Sitting in the Jammin Java, it is easy to notice how much technology has taken over our lives. Students can be seen sitting at tables typing their assignments on laptops, scrolling through social media feeds on their phones, and ordering a sandwich from the newer kiosk in the corner. We cannot deny the focus society has for technology, let alone, the advancement of technology. Take for instance the recent Super Bowl LIII. Almost one out of three commercials had a machine or artificial intelligence as the topic of interest.
However, I have come to realization that even though technology allows us to connect to people better, it also isolates us for multiple reasons. First, it makes us more focused on responding to people rather than listening to them. Texting is a common form of communication and usually involves immediate gratification. We text to get a response. Think of the conversations you had in person recently, were you listening to respond or listening to understand?

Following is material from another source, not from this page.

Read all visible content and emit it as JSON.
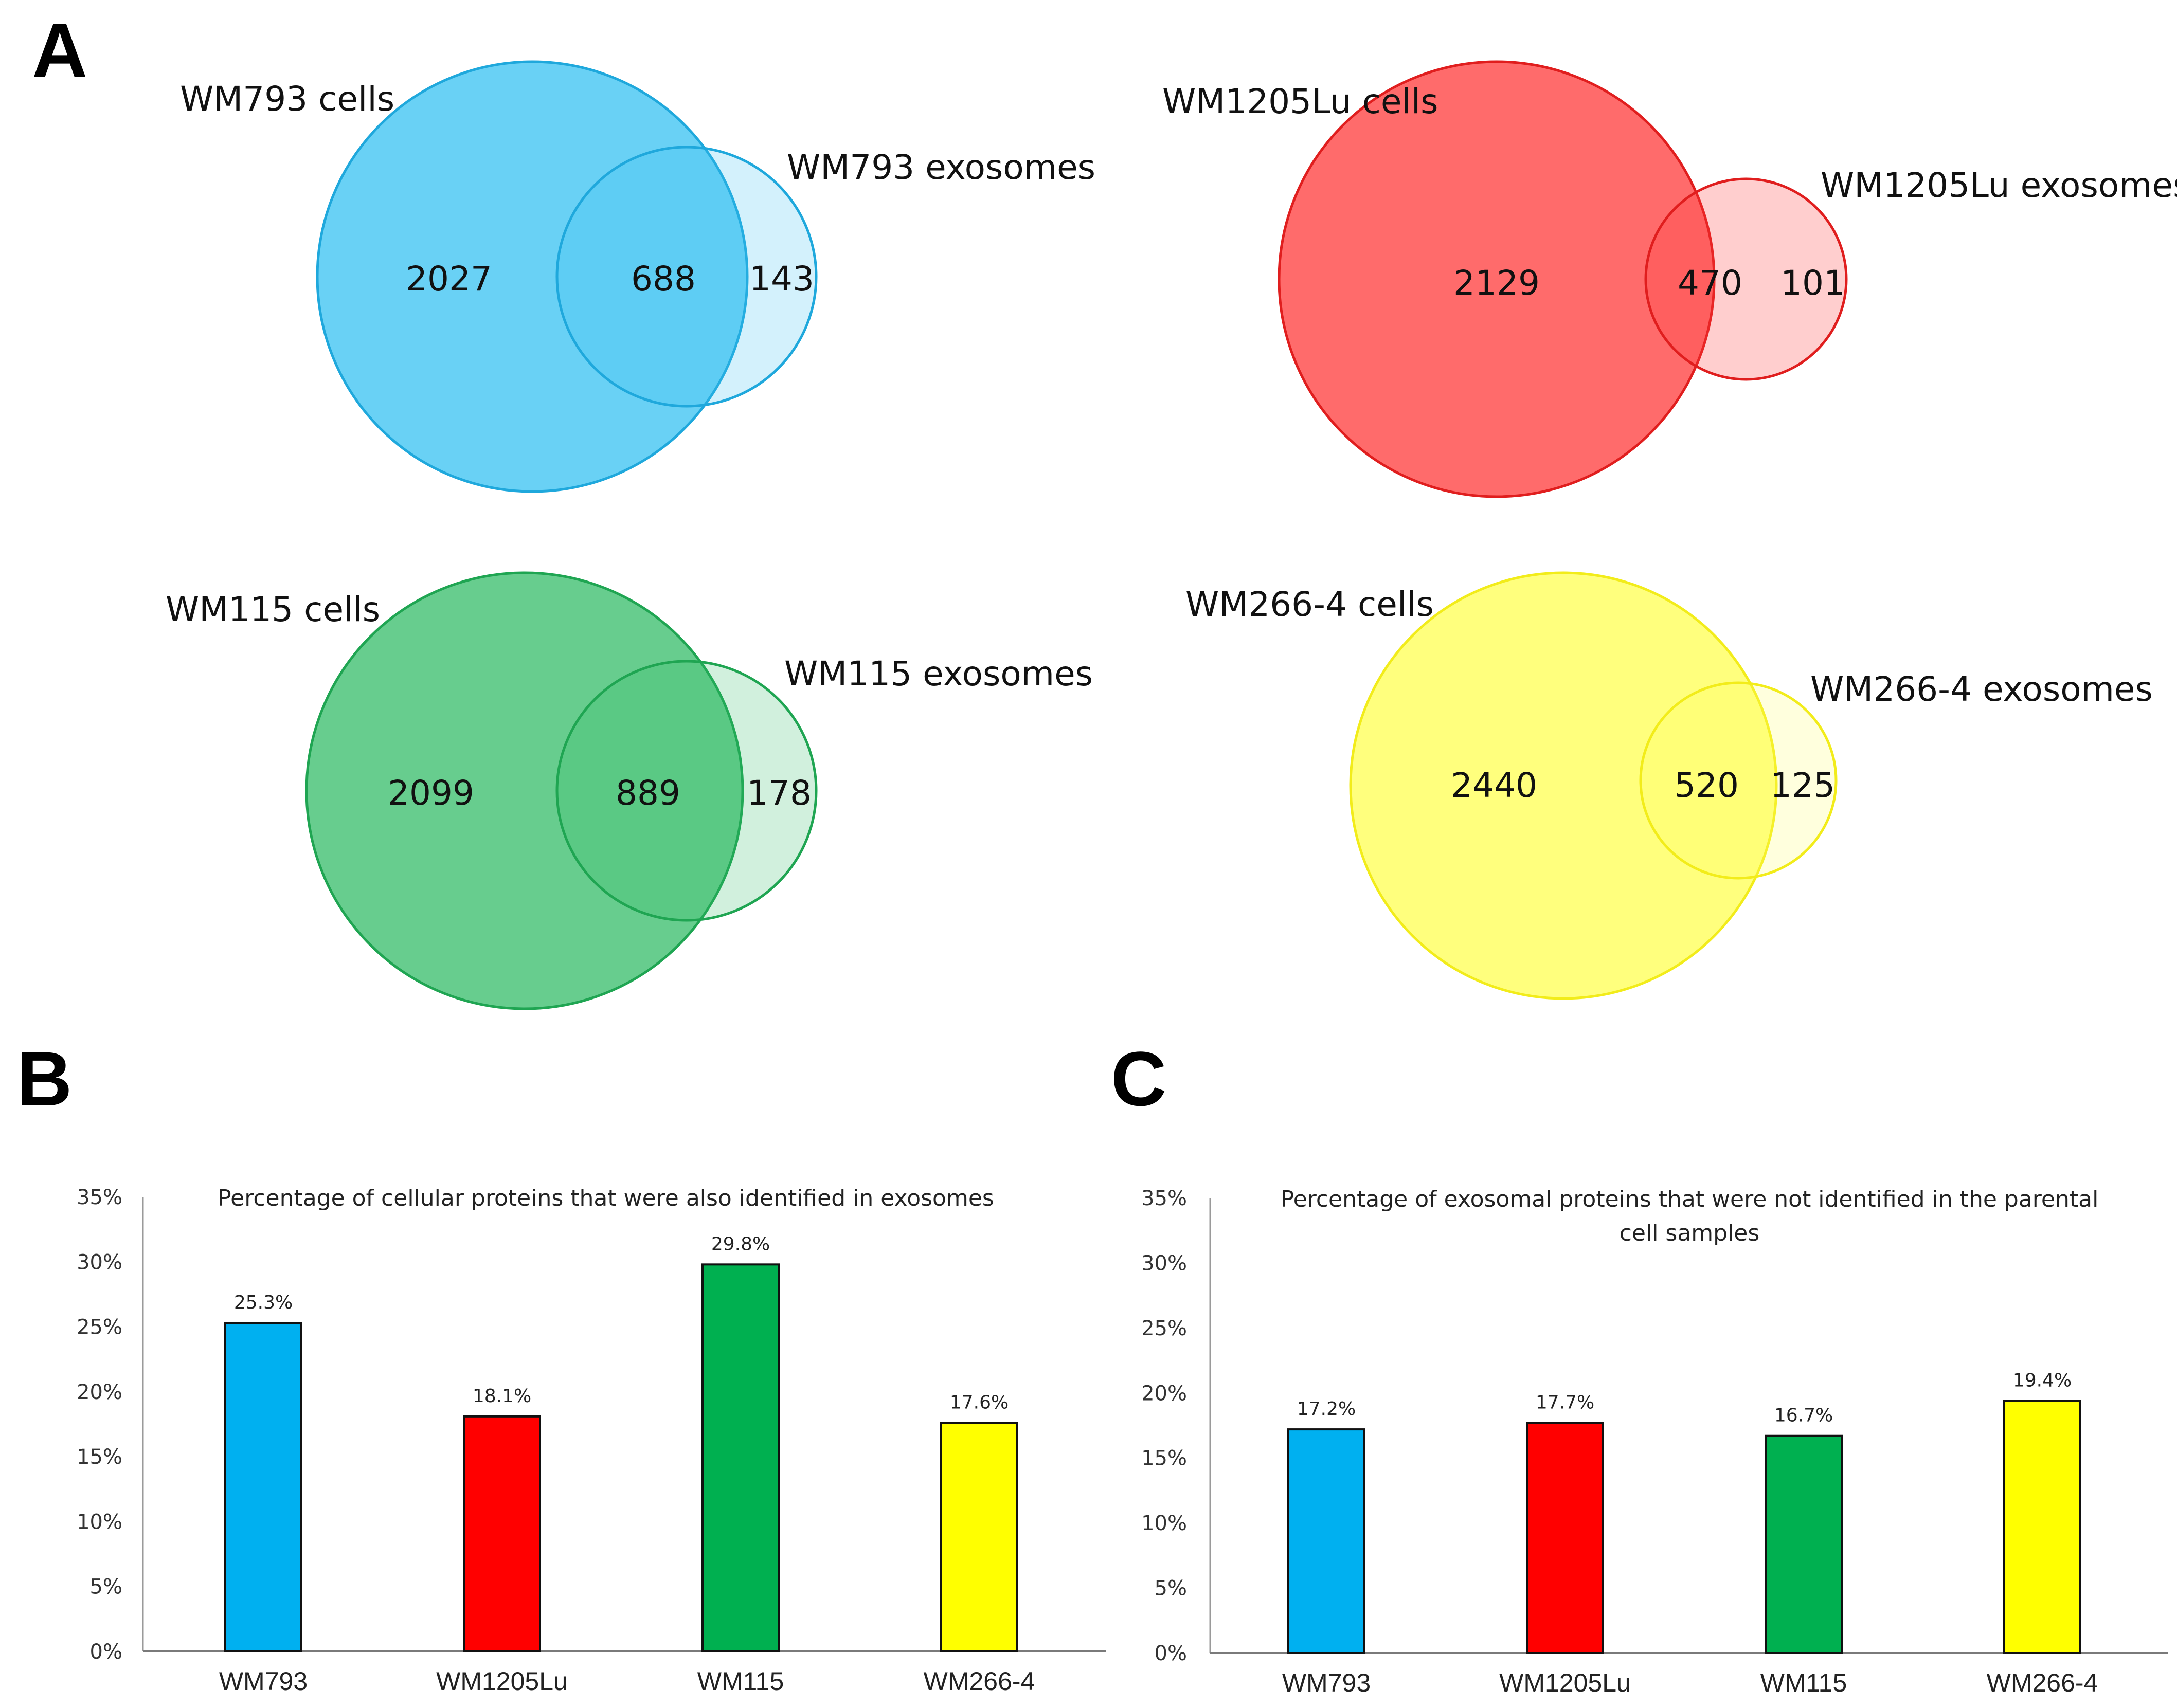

There is a blurred line between the two which we have to take notice of. Especially, as the main technological ways of communication are non-interpersonal.
No wonder young generations are growing up have skyrocketing depression rates; no one is listening to them. I believe this creates a greater sense of FOMO (fear of missing out). Technology, and social media, allow us easy access to look at the “could-be’s” or “what-if’s” more closely. Think of the most recent social event you went to. Did you take out your phone to take a picture or record the moment you were living in?
Did you post it on social media to share with your friends and/or followers? Even though we desire to be in the moment, we are also afraid of others not seeing that moment we recorded. It is a circle of social media. Teenagers are growing up in a society where having as many followers as possible is more important than having friends. Does quantity actually equal quality?
So while technology is helping to save lives in the medical field and connecting people from overseas through Skype, it can also create a sense of loneliness in society. Keep note of how many times you feel lonely in the week to come, and really witness how technology either creates or breaks connections within your daily life.